Dance and movement has offered Clarke some incredible career opportunities. More recently, he’s been working as a movement coach on big budget Hollywood blockbusters with the likes of Brad Pitt, Tom Cruise and Eddie Redmayne. ‘A friend of mine was a movement director on World War Z, a zombie film starring Brad Pitt, and asked me to come on board. The director wanted the zombies to have a high level of physicality and didn’t want to use CGI or special effects. I worked on the movie for two years, and I was also cast in the film. I’m on screen for about one-and-a-half seconds sinking my teeth into someone. It’s mad for a lad from a Yorkshire mining village. Fast forward 20 years and I’m in a room with Brad Pitt! We were on set with him for about two weeks, saying good morning to him and having coffee and watching things back on screen. What’s bizarre is that on the first day you go: ‘Wow! It’s Brad Pitt.’ After that, everything becomes normalised. You have a job to do and you have to be there on time and in make-up at 5am so you can do it.’

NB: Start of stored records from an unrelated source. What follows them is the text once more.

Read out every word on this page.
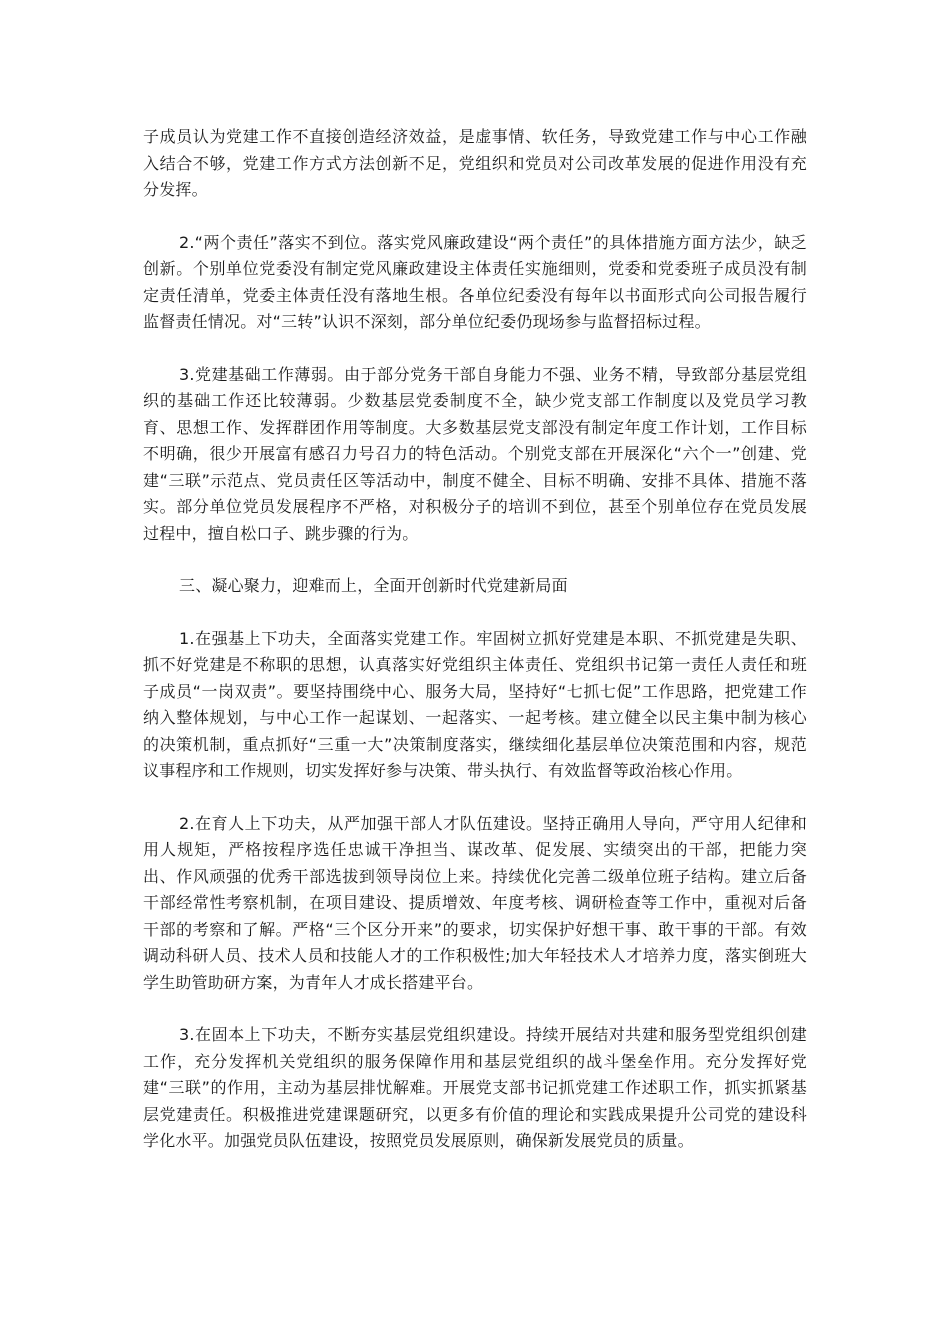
子成员认为党建工作不直接创造经济效益，是虚事情、软任务，导致党建工作与中心工作融入结合不够，党建工作方式方法创新不足，党组织和党员对公司改革发展的促进作用没有充分发挥。

2.“两个责任”落实不到位。落实党风廉政建设“两个责任”的具体措施方面方法少，缺乏创新。个别单位党委没有制定党风廉政建设主体责任实施细则，党委和党委班子成员没有制定责任清单，党委主体责任没有落地生根。各单位纪委没有每年以书面形式向公司报告履行监督责任情况。对“三转”认识不深刻，部分单位纪委仍现场参与监督招标过程。

3.党建基础工作薄弱。由于部分党务干部自身能力不强、业务不精，导致部分基层党组织的基础工作还比较薄弱。少数基层党委制度不全，缺少党支部工作制度以及党员学习教育、思想工作、发挥群团作用等制度。大多数基层党支部没有制定年度工作计划，工作目标不明确，很少开展富有感召力号召力的特色活动。个别党支部在开展深化“六个一”创建、党建“三联”示范点、党员责任区等活动中，制度不健全、目标不明确、安排不具体、措施不落实。部分单位党员发展程序不严格，对积极分子的培训不到位，甚至个别单位存在党员发展过程中，擅自松口子、跳步骤的行为。

三、凝心聚力，迎难而上，全面开创新时代党建新局面

1.在强基上下功夫，全面落实党建工作。牢固树立抓好党建是本职、不抓党建是失职、抓不好党建是不称职的思想，认真落实好党组织主体责任、党组织书记第一责任人责任和班子成员“一岗双责”。要坚持围绕中心、服务大局，坚持好“七抓七促”工作思路，把党建工作纳入整体规划，与中心工作一起谋划、一起落实、一起考核。建立健全以民主集中制为核心的决策机制，重点抓好“三重一大”决策制度落实，继续细化基层单位决策范围和内容，规范议事程序和工作规则，切实发挥好参与决策、带头执行、有效监督等政治核心作用。

2.在育人上下功夫，从严加强干部人才队伍建设。坚持正确用人导向，严守用人纪律和用人规矩，严格按程序选任忠诚干净担当、谋改革、促发展、实绩突出的干部，把能力突出、作风顽强的优秀干部选拔到领导岗位上来。持续优化完善二级单位班子结构。建立后备干部经常性考察机制，在项目建设、提质增效、年度考核、调研检查等工作中，重视对后备干部的考察和了解。严格“三个区分开来”的要求，切实保护好想干事、敢干事的干部。有效调动科研人员、技术人员和技能人才的工作积极性;加大年轻技术人才培养力度，落实倒班大学生助管助研方案，为青年人才成长搭建平台。

3.在固本上下功夫，不断夯实基层党组织建设。持续开展结对共建和服务型党组织创建工作，充分发挥机关党组织的服务保障作用和基层党组织的战斗堡垒作用。充分发挥好党建“三联”的作用，主动为基层排忧解难。开展党支部书记抓党建工作述职工作，抓实抓紧基层党建责任。积极推进党建课题研究，以更多有价值的理论和实践成果提升公司党的建设科学化水平。加强党员队伍建设，按照党员发展原则，确保新发展党员的质量。
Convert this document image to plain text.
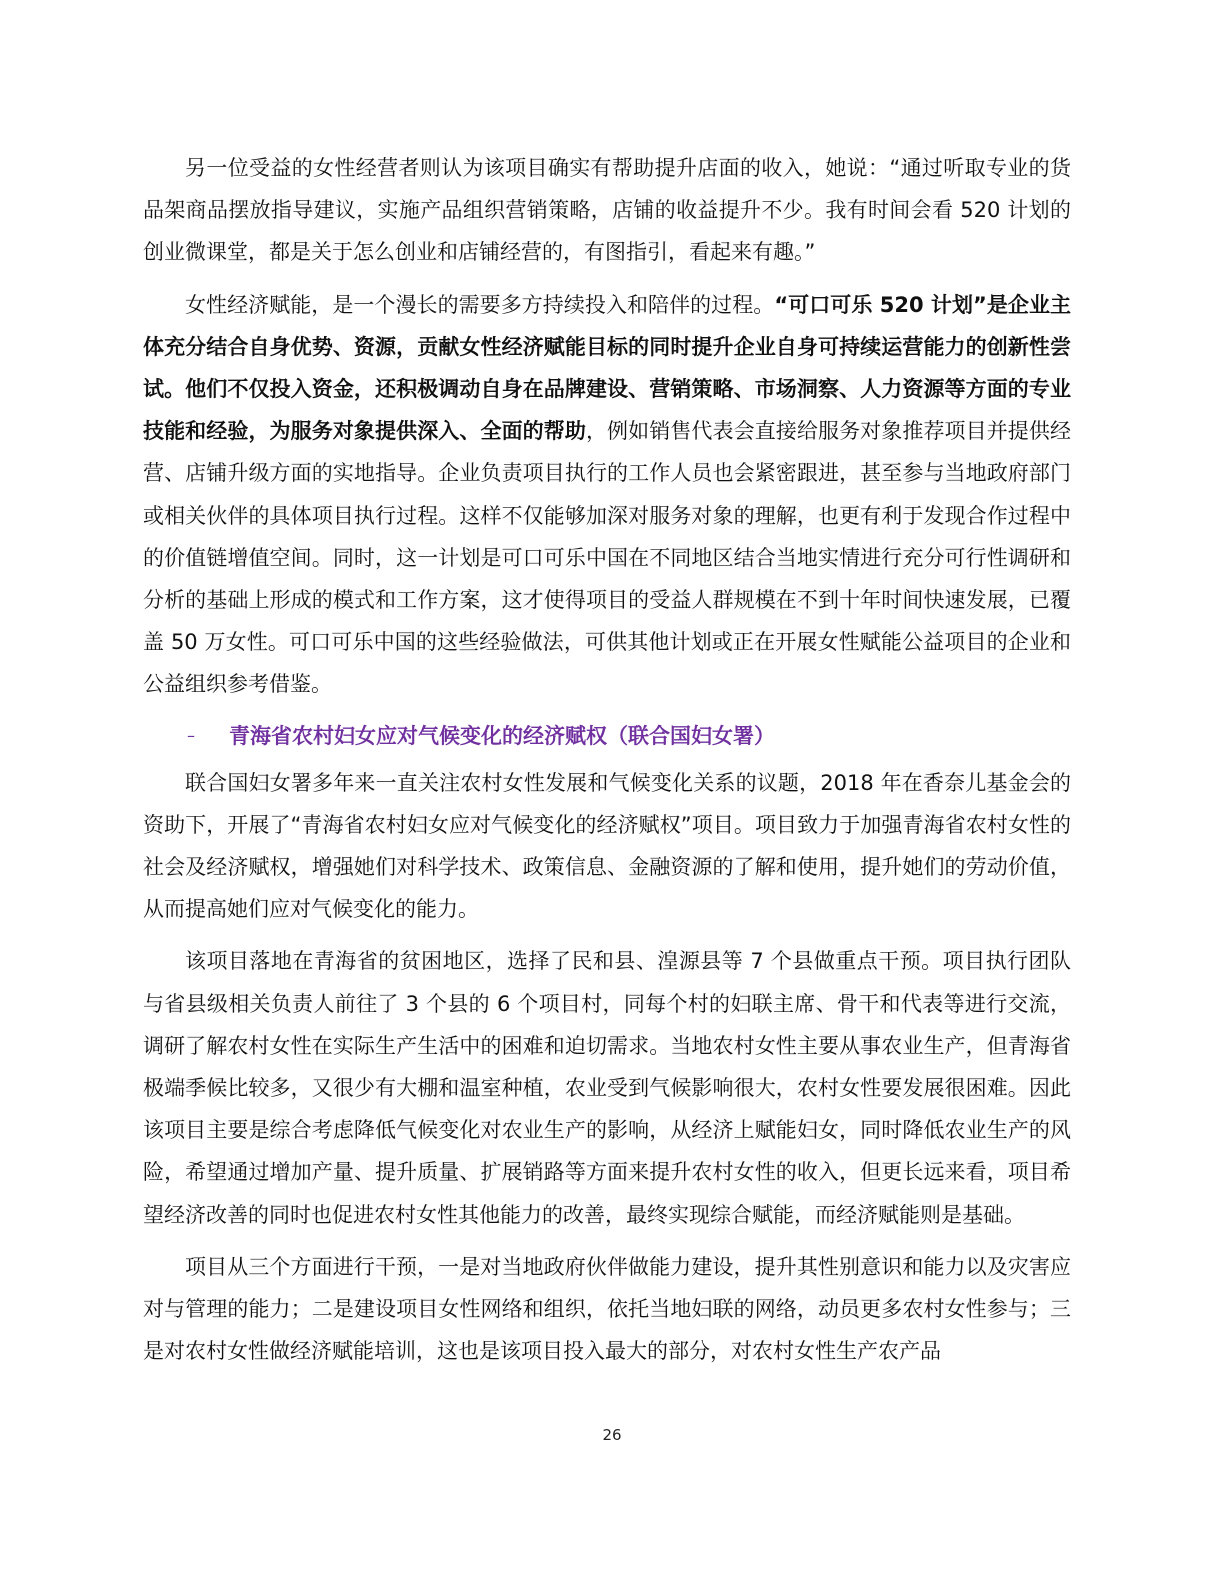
另一位受益的女性经营者则认为该项目确实有帮助提升店面的收入，她说：“通过听取专业的货品架商品摆放指导建议，实施产品组织营销策略，店铺的收益提升不少。我有时间会看 520 计划的创业微课堂，都是关于怎么创业和店铺经营的，有图指引，看起来有趣。”

女性经济赋能，是一个漫长的需要多方持续投入和陪伴的过程。“可口可乐 520 计划”是企业主体充分结合自身优势、资源，贡献女性经济赋能目标的同时提升企业自身可持续运营能力的创新性尝试。他们不仅投入资金，还积极调动自身在品牌建设、营销策略、市场洞察、人力资源等方面的专业技能和经验，为服务对象提供深入、全面的帮助，例如销售代表会直接给服务对象推荐项目并提供经营、店铺升级方面的实地指导。企业负责项目执行的工作人员也会紧密跟进，甚至参与当地政府部门或相关伙伴的具体项目执行过程。这样不仅能够加深对服务对象的理解，也更有利于发现合作过程中的价值链增值空间。同时，这一计划是可口可乐中国在不同地区结合当地实情进行充分可行性调研和分析的基础上形成的模式和工作方案，这才使得项目的受益人群规模在不到十年时间快速发展，已覆盖 50 万女性。可口可乐中国的这些经验做法，可供其他计划或正在开展女性赋能公益项目的企业和公益组织参考借鉴。

– 青海省农村妇女应对气候变化的经济赋权（联合国妇女署）

联合国妇女署多年来一直关注农村女性发展和气候变化关系的议题，2018 年在香奈儿基金会的资助下，开展了“青海省农村妇女应对气候变化的经济赋权”项目。项目致力于加强青海省农村女性的社会及经济赋权，增强她们对科学技术、政策信息、金融资源的了解和使用，提升她们的劳动价值，从而提高她们应对气候变化的能力。

该项目落地在青海省的贫困地区，选择了民和县、湟源县等 7 个县做重点干预。项目执行团队与省县级相关负责人前往了 3 个县的 6 个项目村，同每个村的妇联主席、骨干和代表等进行交流，调研了解农村女性在实际生产生活中的困难和迫切需求。当地农村女性主要从事农业生产，但青海省极端季候比较多，又很少有大棚和温室种植，农业受到气候影响很大，农村女性要发展很困难。因此该项目主要是综合考虑降低气候变化对农业生产的影响，从经济上赋能妇女，同时降低农业生产的风险，希望通过增加产量、提升质量、扩展销路等方面来提升农村女性的收入，但更长远来看，项目希望经济改善的同时也促进农村女性其他能力的改善，最终实现综合赋能，而经济赋能则是基础。

项目从三个方面进行干预，一是对当地政府伙伴做能力建设，提升其性别意识和能力以及灾害应对与管理的能力；二是建设项目女性网络和组织，依托当地妇联的网络，动员更多农村女性参与；三是对农村女性做经济赋能培训，这也是该项目投入最大的部分，对农村女性生产农产品

26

It was the same when Clarke was working with Tom Cruise on The Mummy (more zombies) and with Eddie Redmayne on Fantastic Beasts and Where to Find Them. ‘I think we tend to see celebrities as ‘other’,’ he says. ‘Of course, I have to shake myself — I’m standing next to Tom Cruise. But he’s really professional and really calm.” He laughs. “I had to almost bite his neck every day.’

Clarke has lived in London and Belgium, but is now back in Yorkshire again. ‘In my twenties I ran away to the lights and big city,’ he says. ‘My friends were there and it was cool. But once I’d done all that, it was time to get back up North. All my family are up here and I feel settled. I’m a true Northerner.’

There is one way that Gary Clarke ISN’T like Billy Elliot, mind you. His family and friends have always supported and encouraged him to do what he does best: dance. ‘I’ve got a huge family and they’ve always been there for me,’ he says. ‘Not just my parents, but my entire family. They’ve been glad that I’d found something I was passionate about and that I wasn’t just going to be unemployed and end up on the scrap heap. In fact the whole village has supported me throughout my career. I’m very lucky.’